Director of Public Affairs at the Ghana Immigration Service,Francis Palmdeti, speaking on the Super Morning Show on Joy FM Monday said
“We have 42 legitimate borders, but we have a lot of unapproved routes, and those are the routes our border officers patrol, quite a number of them do not even have a facility at the border to take care of these matters.”
According to him, only Aflao, Elubo, Paga, and KIA are secured to some extent to screen travellers.
But Public Relations Officer of the Ministry of Health, Tony Goodman speaking on Newsnite on Joy FM was skeptical about the statistics put out by the Ghana Immigration Service.
He said, “We’ve done a lot. We’ve gone out there to see some of those guys there to work so if Immigration is telling us that we have four, I am not sure about that.”
Tony Goodman stressed that the Ministry has done a lot concerning Ghana's preparedness to deal with the feared disease. The Minister of Health, he said, will on Tuesday brief the press on some of the measures being put in place to prevent the disease from entering the country.
“When you go to our boarders you will see our Port Health Officers there doing some work now. We’ve step up screening exercises at the various entry points. If you go to Kotoka those coming from Sierra Leone or affected countries now use a different route because they may have to be screened properly,” he said.
The Ministry of Health PRO noted that the ministry is creating “awareness for state institutions to also at least do their best because if Immigration is saying we’ve not done enough they are supposed to assist our Port Health Officers to put in place measures to at least prevent,” the Ebola from entering the country.
According to him, when it comes to measures the Ministry is putting in place, “I can tell you that we have done enough,” he stressed.

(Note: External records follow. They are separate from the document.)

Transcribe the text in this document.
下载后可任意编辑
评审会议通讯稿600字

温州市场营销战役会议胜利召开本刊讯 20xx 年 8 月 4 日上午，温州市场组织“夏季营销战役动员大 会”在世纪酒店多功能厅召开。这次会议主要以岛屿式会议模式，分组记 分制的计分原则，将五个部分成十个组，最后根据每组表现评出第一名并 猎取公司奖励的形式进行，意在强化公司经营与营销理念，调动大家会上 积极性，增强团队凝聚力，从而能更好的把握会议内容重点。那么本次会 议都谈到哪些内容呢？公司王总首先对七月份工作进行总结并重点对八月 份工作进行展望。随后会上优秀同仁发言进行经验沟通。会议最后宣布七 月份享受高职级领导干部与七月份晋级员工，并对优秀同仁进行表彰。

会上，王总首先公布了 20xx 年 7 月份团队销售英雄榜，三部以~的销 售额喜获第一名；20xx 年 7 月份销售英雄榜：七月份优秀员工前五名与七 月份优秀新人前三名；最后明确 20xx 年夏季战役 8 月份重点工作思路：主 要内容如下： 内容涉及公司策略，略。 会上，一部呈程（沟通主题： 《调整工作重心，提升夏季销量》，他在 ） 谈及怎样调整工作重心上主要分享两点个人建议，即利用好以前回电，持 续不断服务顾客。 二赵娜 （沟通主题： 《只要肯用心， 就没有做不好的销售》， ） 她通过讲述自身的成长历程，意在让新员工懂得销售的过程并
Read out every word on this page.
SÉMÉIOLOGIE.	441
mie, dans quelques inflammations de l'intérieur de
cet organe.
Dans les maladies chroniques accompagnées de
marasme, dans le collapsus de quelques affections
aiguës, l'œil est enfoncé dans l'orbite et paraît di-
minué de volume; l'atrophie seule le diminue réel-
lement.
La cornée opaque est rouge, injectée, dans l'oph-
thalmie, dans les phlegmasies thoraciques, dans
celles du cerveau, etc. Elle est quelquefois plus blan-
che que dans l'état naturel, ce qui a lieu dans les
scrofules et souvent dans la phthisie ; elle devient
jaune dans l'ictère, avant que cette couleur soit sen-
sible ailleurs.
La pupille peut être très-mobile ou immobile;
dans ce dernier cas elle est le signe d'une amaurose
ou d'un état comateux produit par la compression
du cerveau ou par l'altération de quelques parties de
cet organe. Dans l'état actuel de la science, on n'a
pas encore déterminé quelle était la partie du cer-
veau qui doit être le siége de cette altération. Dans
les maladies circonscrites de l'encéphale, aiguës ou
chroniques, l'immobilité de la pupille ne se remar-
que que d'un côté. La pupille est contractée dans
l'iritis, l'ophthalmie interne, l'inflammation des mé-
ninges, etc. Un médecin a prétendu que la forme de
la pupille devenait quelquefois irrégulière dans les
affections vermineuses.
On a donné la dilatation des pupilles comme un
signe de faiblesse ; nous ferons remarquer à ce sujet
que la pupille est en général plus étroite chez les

Responding to the Ghana Medication Association’s concern that quarantine and isolation wards at the various hospitals should be created to handle any outbreak, Tony Goodman explained that the Ministry has given directives to all hospitals across the country to make provisions for that.
He said due to inadequate facilities, plans have been put in place to turn some wards in the various hospitals into isolation wards when the need arises.
Accra, he noted, has a national centre to handle Ebola cases and “every hospital across the country is doing something,” in preparedness for any eventuality.